Их отвезли обратно к гостям, чтобы они смогли со всеми попрощаться. Молодые собрались провести ночь в Лондоне, в отеле «Кларедж», затем Дэвид уедет в Биггин-Хилл, а Люси вернется домой. Она останется жить со своими родителями, а на время отпуска для них всегда будет приготовлен коттедж.

Добрых полчаса гости целовали молодых, жали им руки, затем все вышли к машине. К бамперу по традиции привязали старые ботинки и консервные банки, подножки усыпаны конфетти, на дверце ярко-красной губной помадой выведено «молодожены».

Наконец они тронулись, смеясь и маша рукой на прощание, гости толпой высыпали на улицу… вот, кажется, и все.

Через милю Дэвид остановился и привел машину в порядок, стерев все надписи и отвязав банки.

Уже смеркалось, когда автомобиль снова двинулся в путь. На передние фары надели маскировочные чехлы, но ехали молодожены очень быстро, просто дух захватывало. Люси чувствовала себя счастливой.

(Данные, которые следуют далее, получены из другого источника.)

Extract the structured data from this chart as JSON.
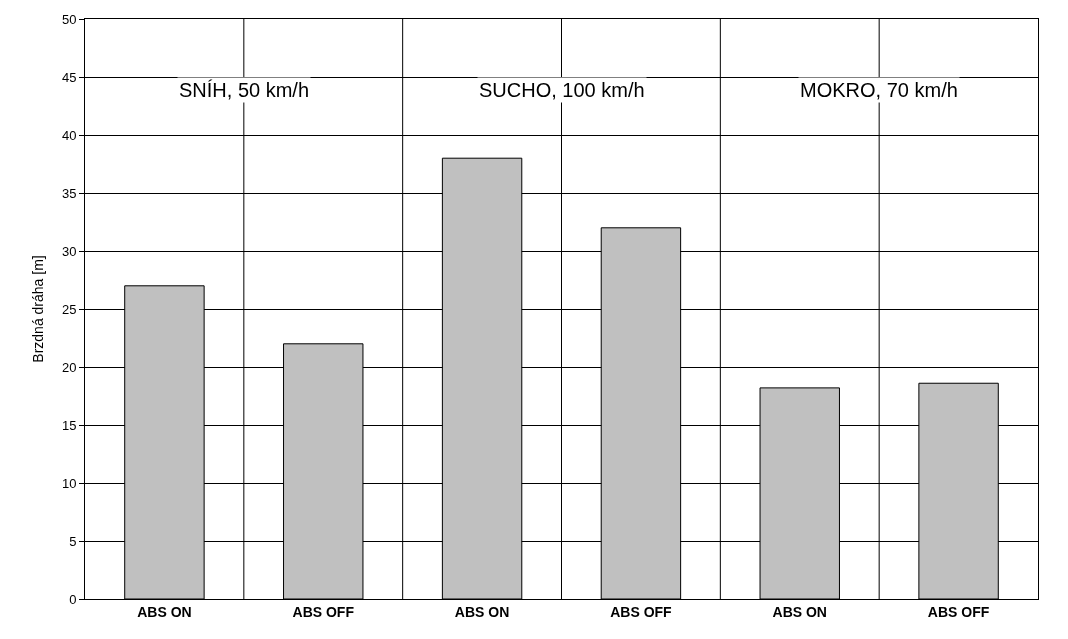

Через какое-то время Дэвид сказал:

– Там в ящичке есть бутылка шампанского, достань, пожалуйста.

Люси открыла ящик, взяла шампанское и два стакана, тщательно завернутые в тонкую бумагу. Шампанское оказалось на удивление холодным. Раздался громкий хлопок – пробка выстрелила вверх. Пока она наполняла стакан, Дэвид зажег сигарету.

– Мы опаздываем на ужин, – сказал он, взглянув на часы.